The energy production of mitochondria in heart increases during exercise. Several works have suggested that calcium acts at multiple control points to activate net ATP production in what is termed "parallel activation". To study this, a computational model of mitochondrial energy metabolism in the heart has been developed that integrates the Dudycha-Jafri model for the tricarboxylic acid cycle with the Magnus-Keizer model for mitochondrial energy metabolism and calcium dynamics. The model improves upon the previous formulation by including an updated formulation for calcium dynamics, and new descriptions of sodium, hydrogen, phosphate, and ATP balance. To this end, it incorporates new formulations for the calcium uniporter, sodium-calcium exchange, sodium-hydrogen exchange, the F(1)F(0)-ATPase, and potassium-hydrogen exchange. The model simulates a wide range of experimental data, including steady-state and simulated pacing protocols. The model suggests that calcium is a potent activator of net ATP production and that as pacing increases energy production due to calcium goes up almost linearly. Furthermore, it suggests that during an extramitochondrial calcium transient, calcium entry and extrusion cause a transient depolarization that serve to increase NADH production by the tricarboxylic acid cycle and NADH consumption by the respiration driven proton pumps. The model suggests that activation of the F(1)F(0)-ATPase by calcium is essential to increase ATP production. In mitochondria very close to the release sites, the depolarization is more severe causing a temporary loss of ATP production. However, due to the short duration of the depolarization the net ATP production is also increased.

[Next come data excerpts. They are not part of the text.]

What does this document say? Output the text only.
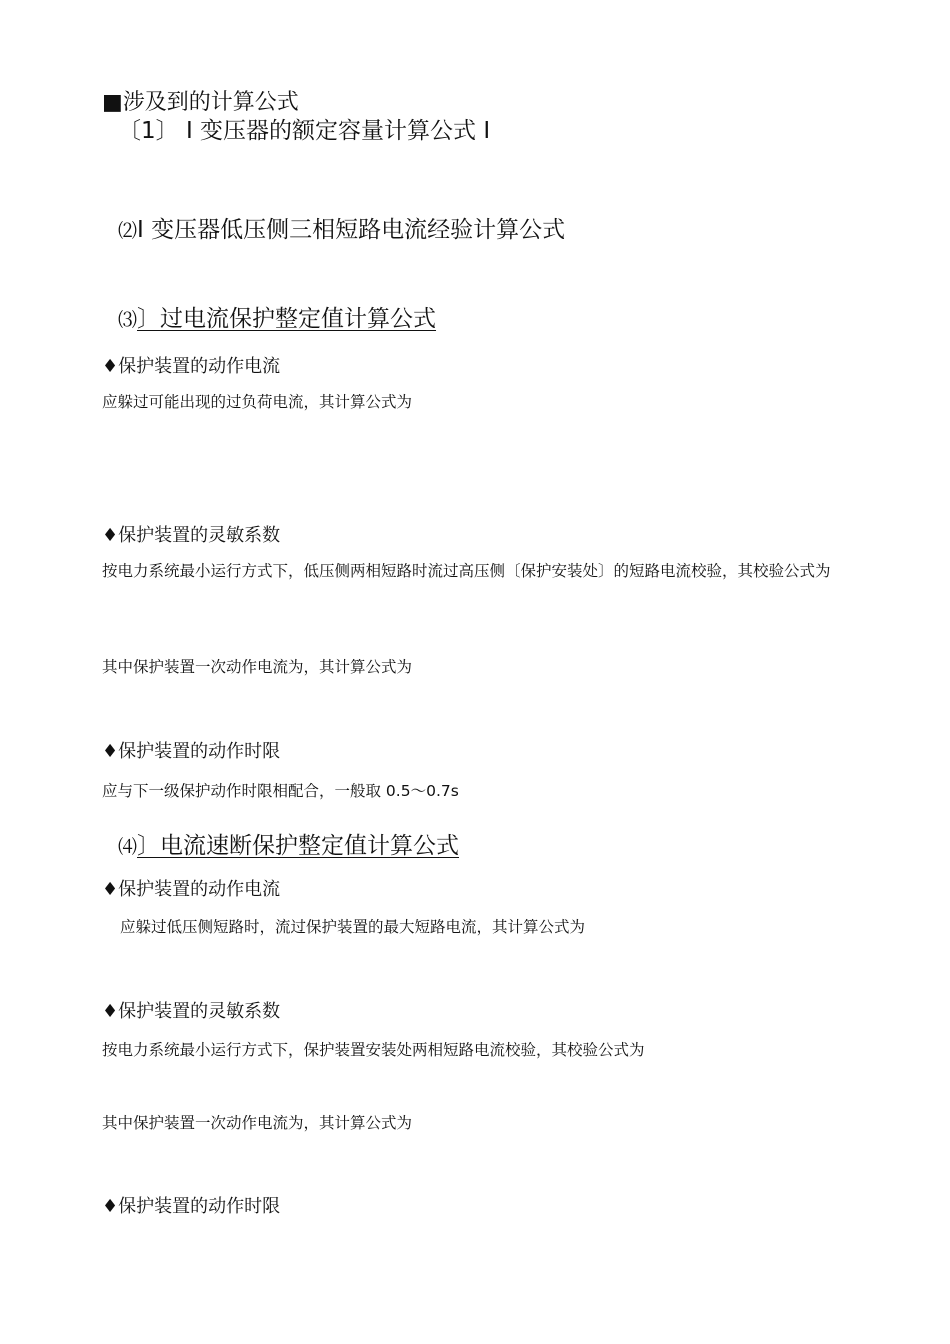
■涉及到的计算公式
〔1〕 I 变压器的额定容量计算公式 I
⑵I 变压器低压侧三相短路电流经验计算公式
⑶〕过电流保护整定值计算公式
♦保护装置的动作电流
应躲过可能出现的过负荷电流，其计算公式为
♦保护装置的灵敏系数
按电力系统最小运行方式下，低压侧两相短路时流过高压侧〔保护安装处〕的短路电流校验，其校验公式为
其中保护装置一次动作电流为，其计算公式为
♦保护装置的动作时限
应与下一级保护动作时限相配合，一般取 0.5～0.7s
⑷〕电流速断保护整定值计算公式
♦保护装置的动作电流
应躲过低压侧短路时，流过保护装置的最大短路电流，其计算公式为
♦保护装置的灵敏系数
按电力系统最小运行方式下，保护装置安装处两相短路电流校验，其校验公式为
其中保护装置一次动作电流为，其计算公式为
♦保护装置的动作时限
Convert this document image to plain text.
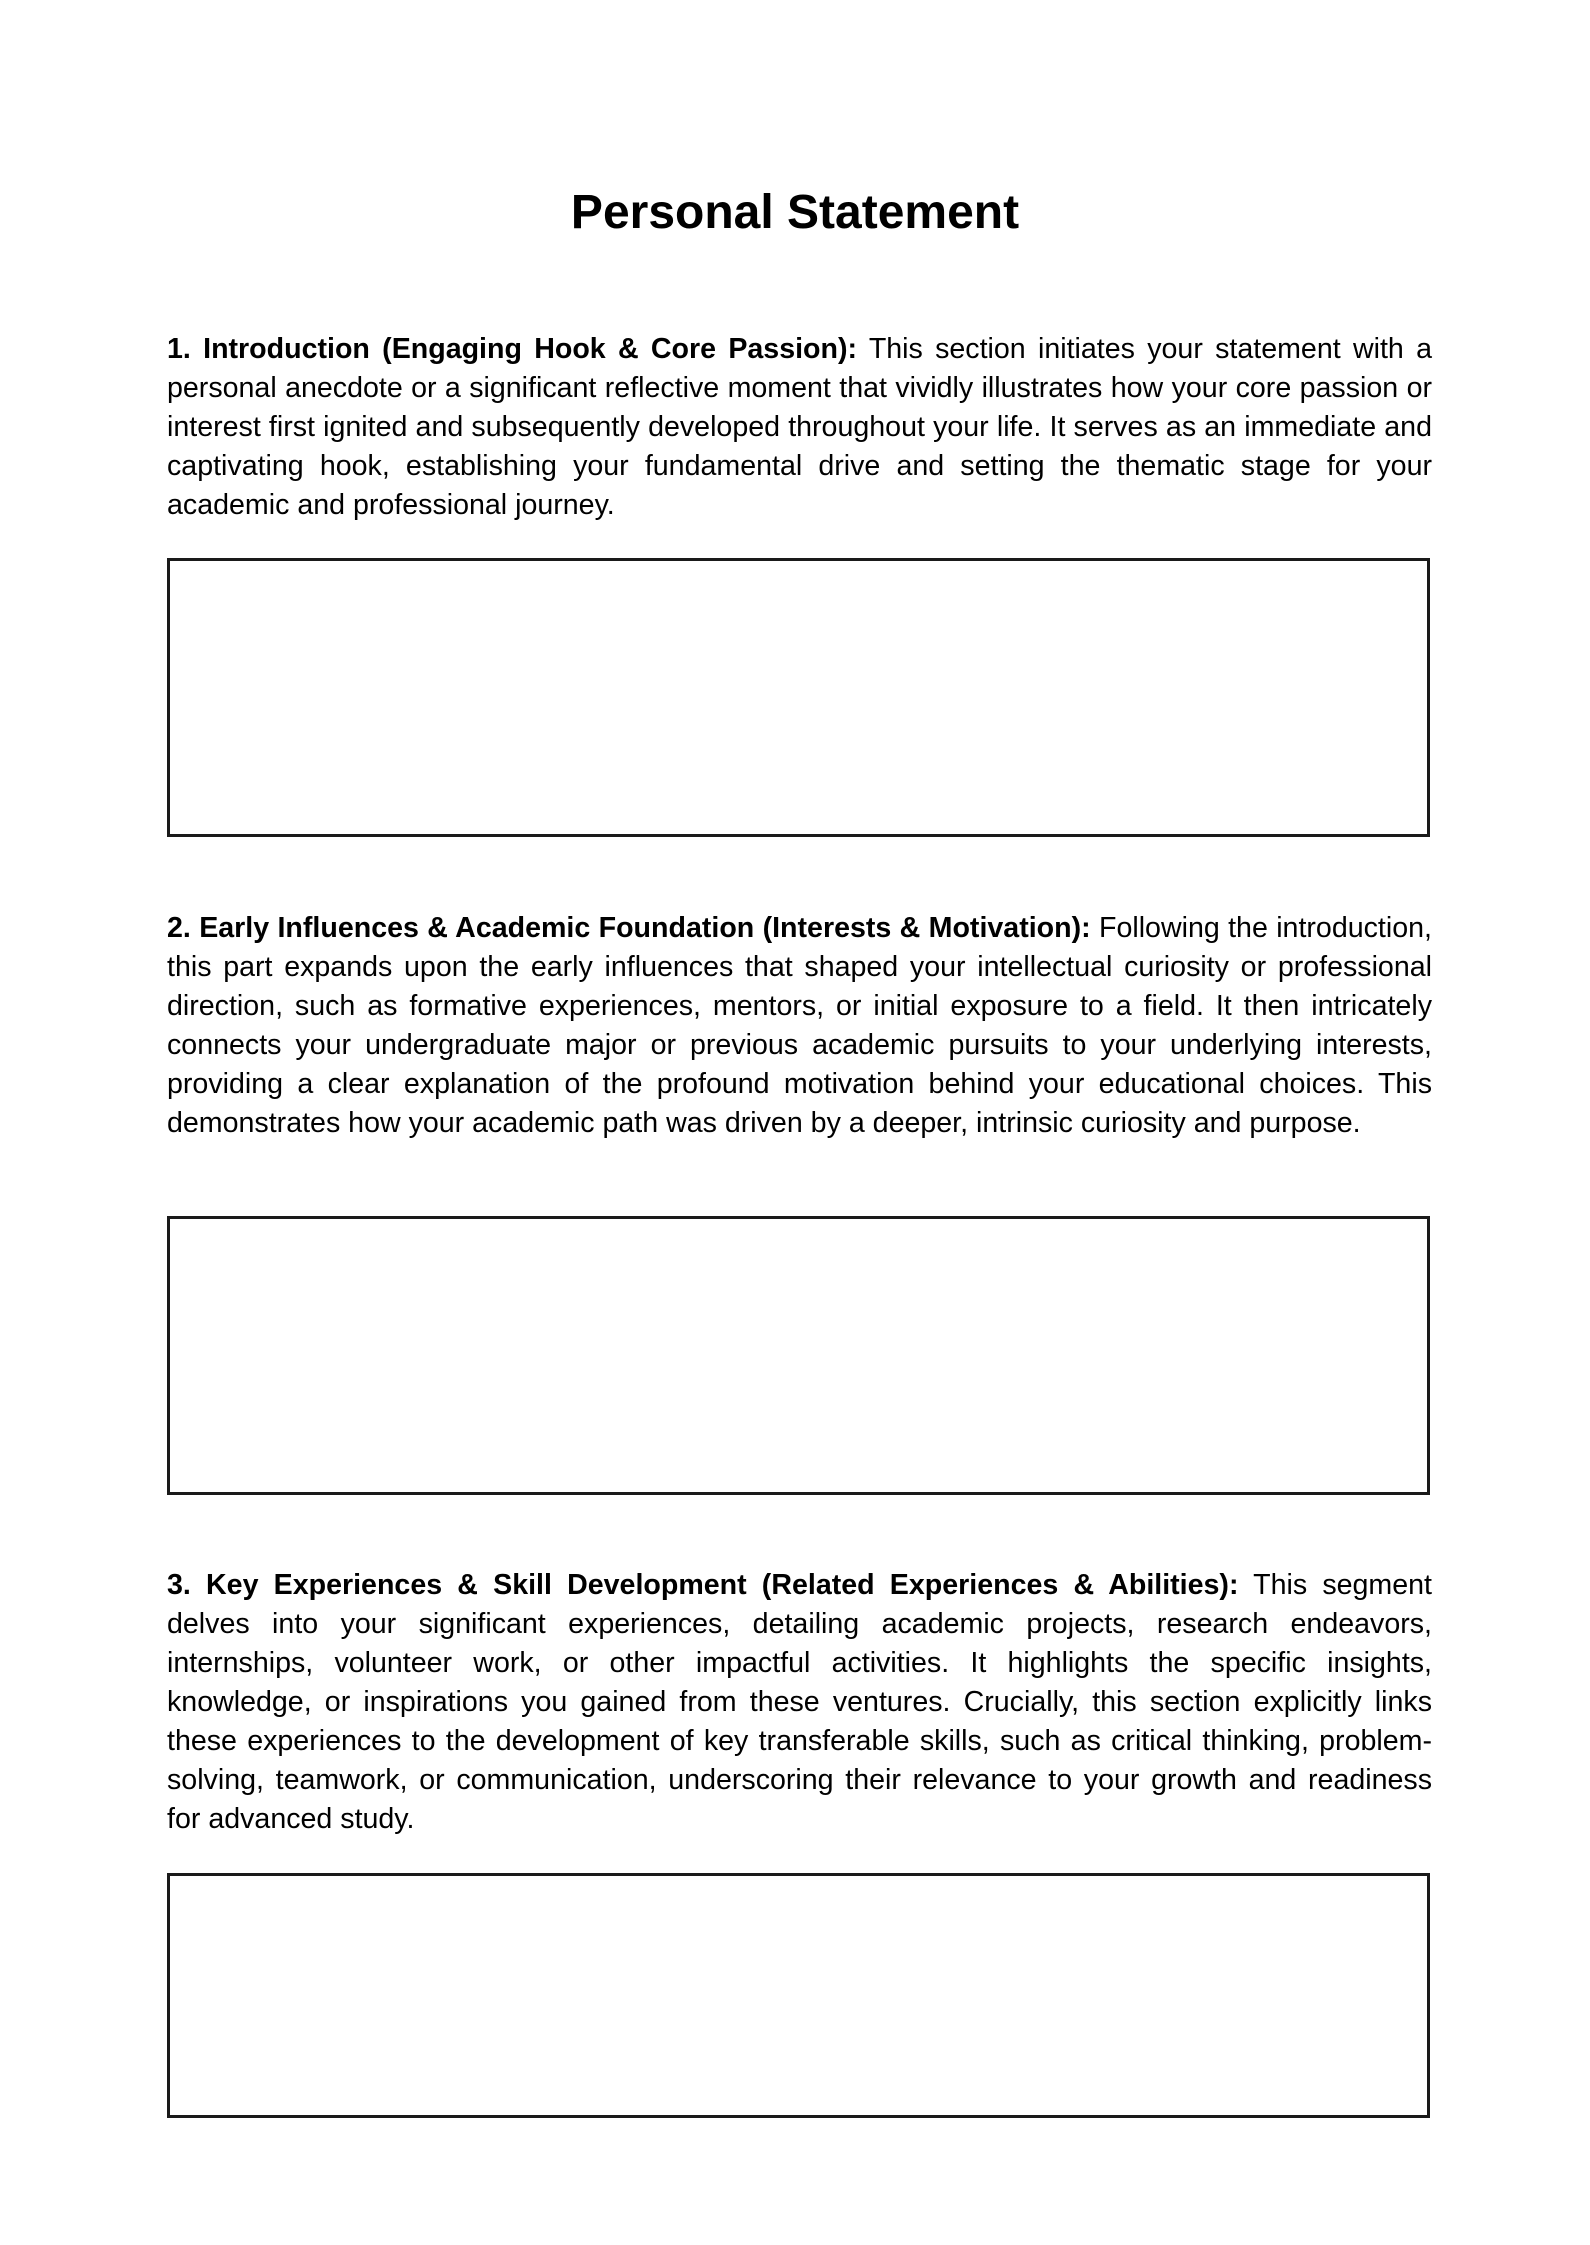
Personal Statement

1. Introduction (Engaging Hook & Core Passion): This section initiates your statement with a personal anecdote or a significant reflective moment that vividly illustrates how your core passion or interest first ignited and subsequently developed throughout your life. It serves as an immediate and captivating hook, establishing your fundamental drive and setting the thematic stage for your academic and professional journey.

2. Early Influences & Academic Foundation (Interests & Motivation): Following the introduction, this part expands upon the early influences that shaped your intellectual curiosity or professional direction, such as formative experiences, mentors, or initial exposure to a field. It then intricately connects your undergraduate major or previous academic pursuits to your underlying interests, providing a clear explanation of the profound motivation behind your educational choices. This demonstrates how your academic path was driven by a deeper, intrinsic curiosity and purpose.

3. Key Experiences & Skill Development (Related Experiences & Abilities): This segment delves into your significant experiences, detailing academic projects, research endeavors, internships, volunteer work, or other impactful activities. It highlights the specific insights, knowledge, or inspirations you gained from these ventures. Crucially, this section explicitly links these experiences to the development of key transferable skills, such as critical thinking, problem-solving, teamwork, or communication, underscoring their relevance to your growth and readiness for advanced study.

Mitochondrial calcium signaling and energy metabolism.

A computational model of energy metabolism in the mammalian ventricular myocyte is developed to study the effect of cytosolic calcium (Ca(2+)) transients on adenosine triphosphate (ATP) production. The model couples the Jafri-Dudycha model for tricarboxylic acid cycle regulation to a modified version of the Magnus-Keizer model for the mitochondria. The fluxes associated with Ca(2+) uptake and efflux (i.e., the Ca(2+) uniporter and Na(+)-Ca(2+) exchanger) and the F(1)F(0)-ATPase were modified to better model heart mitochondria. Simulations were performed at steady state and with Ca(2+) transients at various pacing frequencies generated by the Rice-Jafri-Winslow model for the guinea pig ventricular myocyte. The effects of the Ca(2+) transients for mitochondria both adjacent to the dyadic space and in the bulk myoplasm were studied. The model shows that Ca(2+) activation of both the tricarboxylic acid cycle and the F(1)F(0)-ATPase are necessary to produce increases in ATP production. The model also shows that in mitochondria located near the subspace, the large Ca(2+) transients can depolarize the mitochondrial membrane potential sufficiently to cause a transient decline in ATP production. However, this transient is of short duration, minimizing its impact on overall ATP production.